Analysis of the DBD of the Mce3R/Probe A complex. (A) Insertion of the HTH motifs of Mce3R monomer in the 27-bp region of Probe A. Close-up view (B) of R53 in the major groove and (C) the corresponding electron density maps. (D) The nucleotides in the major groove that bind to the HTH motifs of Mce3R are shown in red.

Figure 8

Mce3R dimerization interface. (A) Mce3R dimerization interface comprised of α-helix-15 from each monomer.

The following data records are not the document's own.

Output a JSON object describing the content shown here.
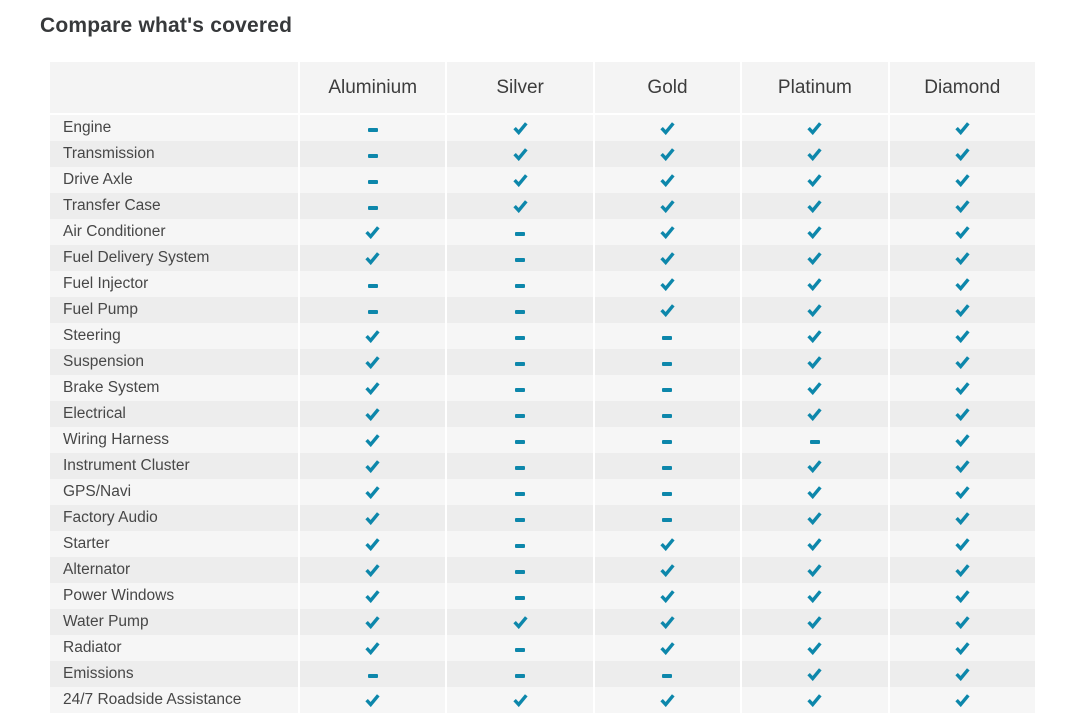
{
  "title": "Compare what's covered",
  "colors": {
    "accent": "#0d87ab"
  },
  "icons": {
    "covered": "check-icon",
    "not_covered": "dash-icon"
  },
  "table": {
    "columns": [
      "",
      "Aluminium",
      "Silver",
      "Gold",
      "Platinum",
      "Diamond"
    ],
    "rows": [
      {
        "label": "Engine",
        "coverage": [
          "dash",
          "check",
          "check",
          "check",
          "check"
        ]
      },
      {
        "label": "Transmission",
        "coverage": [
          "dash",
          "check",
          "check",
          "check",
          "check"
        ]
      },
      {
        "label": "Drive Axle",
        "coverage": [
          "dash",
          "check",
          "check",
          "check",
          "check"
        ]
      },
      {
        "label": "Transfer Case",
        "coverage": [
          "dash",
          "check",
          "check",
          "check",
          "check"
        ]
      },
      {
        "label": "Air Conditioner",
        "coverage": [
          "check",
          "dash",
          "check",
          "check",
          "check"
        ]
      },
      {
        "label": "Fuel Delivery System",
        "coverage": [
          "check",
          "dash",
          "check",
          "check",
          "check"
        ]
      },
      {
        "label": "Fuel Injector",
        "coverage": [
          "dash",
          "dash",
          "check",
          "check",
          "check"
        ]
      },
      {
        "label": "Fuel Pump",
        "coverage": [
          "dash",
          "dash",
          "check",
          "check",
          "check"
        ]
      },
      {
        "label": "Steering",
        "coverage": [
          "check",
          "dash",
          "dash",
          "check",
          "check"
        ]
      },
      {
        "label": "Suspension",
        "coverage": [
          "check",
          "dash",
          "dash",
          "check",
          "check"
        ]
      },
      {
        "label": "Brake System",
        "coverage": [
          "check",
          "dash",
          "dash",
          "check",
          "check"
        ]
      },
      {
        "label": "Electrical",
        "coverage": [
          "check",
          "dash",
          "dash",
          "check",
          "check"
        ]
      },
      {
        "label": "Wiring Harness",
        "coverage": [
          "check",
          "dash",
          "dash",
          "dash",
          "check"
        ]
      },
      {
        "label": "Instrument Cluster",
        "coverage": [
          "check",
          "dash",
          "dash",
          "check",
          "check"
        ]
      },
      {
        "label": "GPS/Navi",
        "coverage": [
          "check",
          "dash",
          "dash",
          "check",
          "check"
        ]
      },
      {
        "label": "Factory Audio",
        "coverage": [
          "check",
          "dash",
          "dash",
          "check",
          "check"
        ]
      },
      {
        "label": "Starter",
        "coverage": [
          "check",
          "dash",
          "check",
          "check",
          "check"
        ]
      },
      {
        "label": "Alternator",
        "coverage": [
          "check",
          "dash",
          "check",
          "check",
          "check"
        ]
      },
      {
        "label": "Power Windows",
        "coverage": [
          "check",
          "dash",
          "check",
          "check",
          "check"
        ]
      },
      {
        "label": "Water Pump",
        "coverage": [
          "check",
          "check",
          "check",
          "check",
          "check"
        ]
      },
      {
        "label": "Radiator",
        "coverage": [
          "check",
          "dash",
          "check",
          "check",
          "check"
        ]
      },
      {
        "label": "Emissions",
        "coverage": [
          "dash",
          "dash",
          "dash",
          "check",
          "check"
        ]
      },
      {
        "label": "24/7 Roadside Assistance",
        "coverage": [
          "check",
          "check",
          "check",
          "check",
          "check"
        ]
      }
    ]
  }
}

The buried surface between the two helices is shown. (B) A close-up view of the dimerization interface. Residues in stabilizing interactions are shown in ball and stick style.

Figure 9

Cartoon view of ligand-binding pocket. (A) Mce3R monomer with the two sides of the ligand-binding pocket highlighted in dark blue. (B) The M1 face of the binding pocket is composed of α5-α7. (C) The M2 face of the binding pocket is composed of α16-α18. Hydrophobic residues aligned in the binding cavity are shown.

Figure 10

Location of resistance mutations generated in mce3R upon treatment with 7-phenyl benzoxaboroles. (A) Location of W112 and C188 in the Mce3R monomer. (B) Close-up view of W112 and C188 located in α6 and α9 helices, respectively. H bonds and van der Waals interactions between (C) W112 and (D) C188 and residues within 3.5 and 4.5 Å, respectively. Mutated residues were reported by Korkegian et al.